Neden sonuç ilişkisi hakkında birçok şey duymuş, okumuşuzdur. Yaşamımızın bir kesitinde de bundan söz etmişliğimiz de vardır.
Neden dediğimiz şey aslında sonuca varana kadar olanlardan başka bir şey değildir. Bu zaman dilimine ve o sırada olanlara hep birlikte süreç demek mümkündür. Bu sürecin bitiminde ortaya çıkan son duruma da sonuç demek yanlış olmaz.
Hayatın kesintisizliğine bakıldığında aslolanın süreç olduğunu ve bu sırada olanların birbiriyle ilişkisine bakarak bazılarına sonuç dediğimizi; sonuçların devam eden akışta başka şeylerin nedeni olduğunu görebiliriz.
Yaşama bakışta sürece odaklandığımızda gördüklerimiz, algılarımız, anlamlandırmalarız farklı olmakta ve süreç odaklı olduğumuzu söyleyebilmekteyiz. Sonuca odaklandığımızda ise ki sonuç odaklıyız demektir, algıda seçicilik nedeniyle gördüklerimiz azalmakta, anlamlandırmamız sonucun istediğimiz gibi olup olmamasıyla sınırlı kalmaktadır.
Kişi süreç odaklı olduğunda yaşamdaki her şeyin kendine özel bir anlamı vardır. Hepsi önemli, dikkate alınması, hesaba katılması gereken şeylerdir ve hani derler ya; “hayatı dolu dolu yaşamak” işte bu kendiliğinden ortaya çıkmaktadır. Sürecin sonunda istenen sonuç ortaya çıkmasa da kişinin “dolu dolu” yaşadıkları ortadan kalkmamakta ve o zaman boşu boşuna geçmemektedir. Ortaya çıkan sonuçlar önemini yitirmemekle birlikte bu bütünün bir parçası olması nedeniyle yaşamdaki anlamı daha dengeli bir hale gelmektedir.
Sonuç odaklı olunduğunda oraya kadar gidilen yolda yaşananlar ıska geçilebilmektedir. Bunun yanın da evrensel değerlerle uyuşmayan davranışlar da sonuç için sergilenebilmektedir. Sonuç istendiği gibi olursa süreçteki kayıplar, onun için ödenen bedeller göz ardı edilebilirken, tersi durumunda yaşanan büyük bir hayal kırıklığı olmakta ve umutsuzluk bitmektedir kapının dibinde.

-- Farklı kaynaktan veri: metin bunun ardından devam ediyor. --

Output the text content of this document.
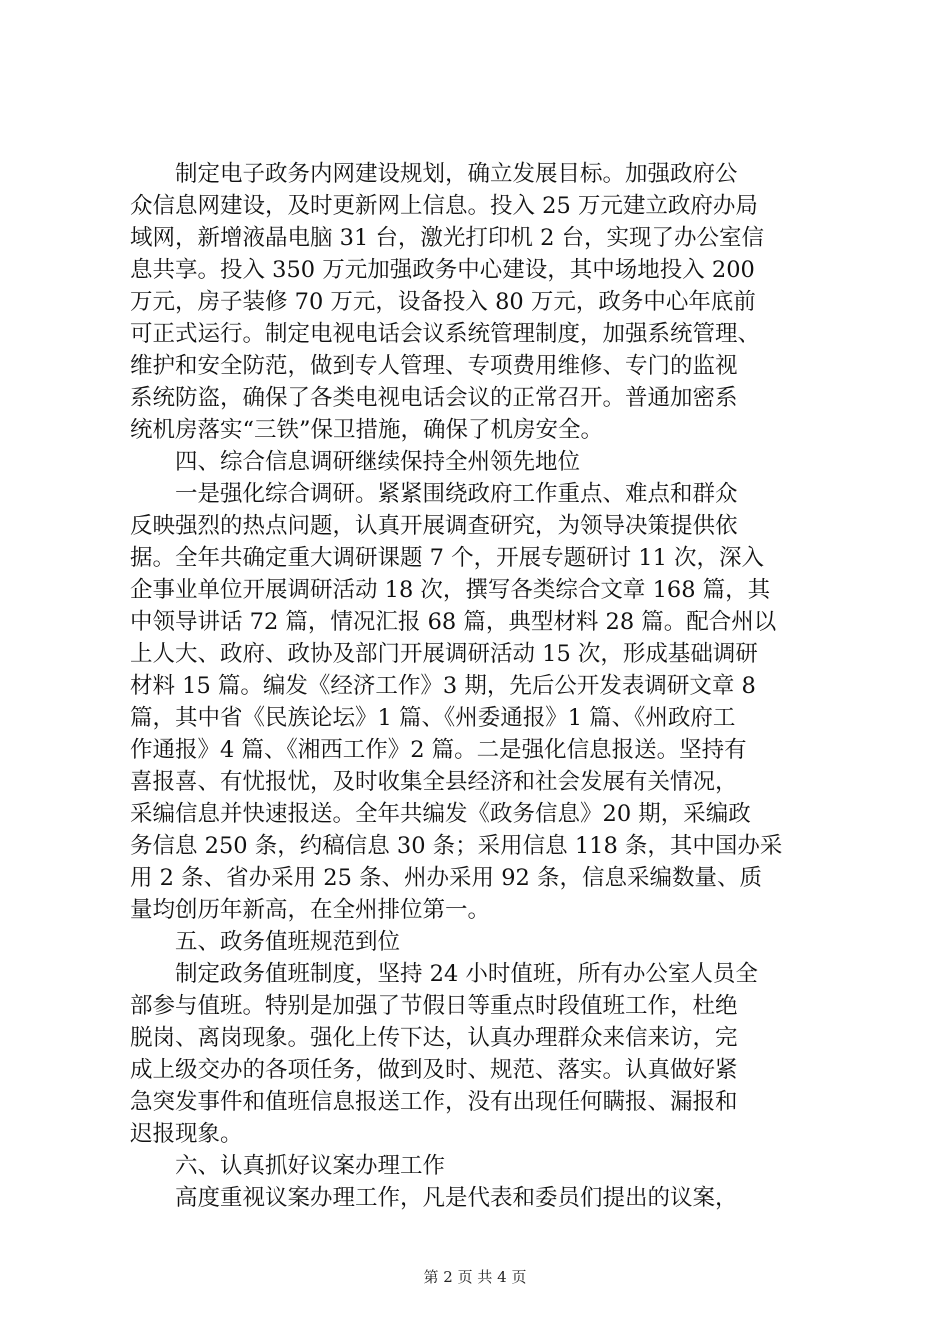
制定电子政务内网建设规划，确立发展目标。加强政府公
众信息网建设，及时更新网上信息。投入 25 万元建立政府办局
域网，新增液晶电脑 31 台，激光打印机 2 台，实现了办公室信
息共享。投入 350 万元加强政务中心建设，其中场地投入 200
万元，房子装修 70 万元，设备投入 80 万元，政务中心年底前
可正式运行。制定电视电话会议系统管理制度，加强系统管理、
维护和安全防范，做到专人管理、专项费用维修、专门的监视
系统防盗，确保了各类电视电话会议的正常召开。普通加密系
统机房落实“三铁”保卫措施，确保了机房安全。
四、综合信息调研继续保持全州领先地位
一是强化综合调研。紧紧围绕政府工作重点、难点和群众
反映强烈的热点问题，认真开展调查研究，为领导决策提供依
据。全年共确定重大调研课题 7 个，开展专题研讨 11 次，深入
企事业单位开展调研活动 18 次，撰写各类综合文章 168 篇，其
中领导讲话 72 篇，情况汇报 68 篇，典型材料 28 篇。配合州以
上人大、政府、政协及部门开展调研活动 15 次，形成基础调研
材料 15 篇。编发《经济工作》3 期，先后公开发表调研文章 8
篇，其中省《民族论坛》1 篇、《州委通报》1 篇、《州政府工
作通报》4 篇、《湘西工作》2 篇。二是强化信息报送。坚持有
喜报喜、有忧报忧，及时收集全县经济和社会发展有关情况，
采编信息并快速报送。全年共编发《政务信息》20 期，采编政
务信息 250 条，约稿信息 30 条；采用信息 118 条，其中国办采
用 2 条、省办采用 25 条、州办采用 92 条，信息采编数量、质
量均创历年新高，在全州排位第一。
五、政务值班规范到位
制定政务值班制度，坚持 24 小时值班，所有办公室人员全
部参与值班。特别是加强了节假日等重点时段值班工作，杜绝
脱岗、离岗现象。强化上传下达，认真办理群众来信来访，完
成上级交办的各项任务，做到及时、规范、落实。认真做好紧
急突发事件和值班信息报送工作，没有出现任何瞒报、漏报和
迟报现象。
六、认真抓好议案办理工作
高度重视议案办理工作，凡是代表和委员们提出的议案，
第 2 页 共 4 页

Süreç odaklıların hayatı acısıyla, tatlısıyla bir bütün olarak kucaklamaları nedeniyle yaşadıklarından her zaman tat almaları mümkünken, sonuç odaklılar bir ana, o andaki başarıya kilitlenerek bütünü yani hayatın akışını hissedememektedir. Yaşamdan aldıkları tat sadece başarılı oldukları anlarla sınırlı kalabilmektedir. Bir yandan derin duygusal dalgalanmalar yaşarken diğer yandan kendilerinin de benimsemede güçlük çektikleri davranışların için girerek bu derinliği daha da arttırabilmektedirler.
“Taksim Gezi Direnişi”ne süreç odaklı bakanlar bir ayı aşkındır yaşananları bire bir hissederken, hayatı “dolu dolu” sürdürmekte, ortaya çıkan olumsuzlukları yeni bir enerji ile aşmaktadır: “duran adam”, “okuyan insan”, “parklardaki forumlar” ve yaratılacak dahası…
Sonuç odaklı bakıldığında ise ortaya çıkan olumsuzluklarda yaşananlar es geçildiğinden hayal kırıklığı ve umutsuzluk kapıyı çalabilmekte; yaratıcılığın örselenmesiyle birlikte sürecin enerjisi de azalabilmektedir.
Hayatta sürece odaklanmaya ne dersiniz?!.